Pro: The Plot (+3pts)
I know some think the plot for this movie was too simple. I think if you were to compare the plot for this movie to the plot of the movie's sequels, then it would be fair to say that there was a lot more to the plot of the other movies. That being said, I think the simplicity of the story in Toy Story was one of the movie's strengths. While I agree that this movie's plot was simple, I still thought it was effective.

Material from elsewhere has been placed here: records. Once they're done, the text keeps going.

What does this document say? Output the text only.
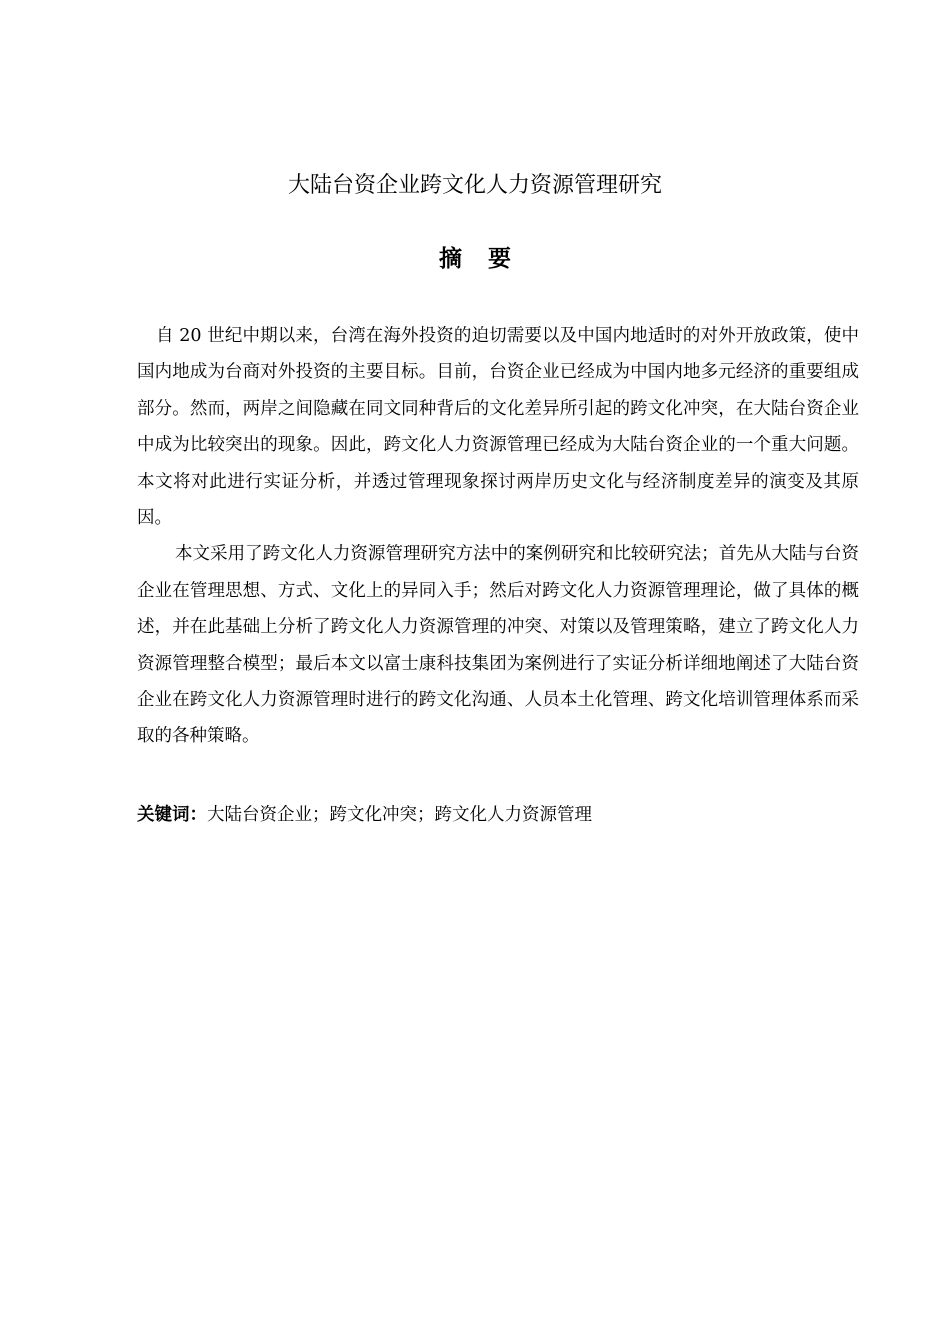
大陆台资企业跨文化人力资源管理研究
摘要

自 20 世纪中期以来，台湾在海外投资的迫切需要以及中国内地适时的对外开放政策，使中国内地成为台商对外投资的主要目标。目前，台资企业已经成为中国内地多元经济的重要组成部分。然而，两岸之间隐藏在同文同种背后的文化差异所引起的跨文化冲突，在大陆台资企业中成为比较突出的现象。因此，跨文化人力资源管理已经成为大陆台资企业的一个重大问题。本文将对此进行实证分析，并透过管理现象探讨两岸历史文化与经济制度差异的演变及其原因。

本文采用了跨文化人力资源管理研究方法中的案例研究和比较研究法；首先从大陆与台资企业在管理思想、方式、文化上的异同入手；然后对跨文化人力资源管理理论，做了具体的概述，并在此基础上分析了跨文化人力资源管理的冲突、对策以及管理策略，建立了跨文化人力资源管理整合模型；最后本文以富士康科技集团为案例进行了实证分析详细地阐述了大陆台资企业在跨文化人力资源管理时进行的跨文化沟通、人员本土化管理、跨文化培训管理体系而采取的各种策略。

关键词：大陆台资企业；跨文化冲突；跨文化人力资源管理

Woody feared being replaced and his jealousy got the better of him. After a lapse in judgement, he was overwhelmed with guilt and had to spend the rest of the movie trying to undo what he had done, which meant saving another toy. That was really all there was to this story, and the filmmakers had the good sense not to over complicate it. The plot was simple, and I give credit to the filmmakers for not trying to cram more in here.
Con: Inconsistent (-2pts)
Buzz not knowing he was a toy, but still freezing when people were around, was one example of the inconsistencies in this movie, but there plenty more. These inconsistencies were all minor, but they were noticeable. Another example was Buzz whole-heartedly believing he could fly, but the way he proved it to the other toys suggested that he did not actually believe it. Then there was the bravery of Sid’s toys, and various other little inconsistencies throughout the movie. Similarly to the other issues I mentioned throughout this review, while these inconsistencies were definitely all minor, they were noteworthy in a movie with so few other issues.
Grade: B+ (88pts)
I remember loving this movie as kid, so I enjoyed revisiting it on Disney+. Watching this movie as an adult, I realized that one of this movie's strengths was the simplicity in the plot. It was really a story about two toys on a journey back home. One toy, Woody, was faced with the realization that he may not be able to compete with newer toys and may end up being replaced when a newer, better toy came along. The other toy, Buzz, was the newer toy that came along and forced Woody's whole world to change, but Buzz did not even believe he was a toy. The two came together and clashed in a big way. The result left them lost, and needing to get back to Andy, and that was really the extent of the plot to this movie.
It was a simple plot, but the objective was clear, and it was effective. The movie was then filled with plenty of comedic moments that mostly centered around the unique perspective that the toys had regarding things that we would otherwise consider to be very familiar. It was one of those kids movies that was entertaining to kids, but it provided plenty for adults to enjoy as well. There were puns, creative toy-based humor, and it just made this movie a lot of fun to watch, no matter your age. Was this movie perfect? No, I actually think it was lacking a lot of the heart and impact that the later movies in the franchise had. Nonetheless, this was a strong first installment to a now classic animated movie franchise.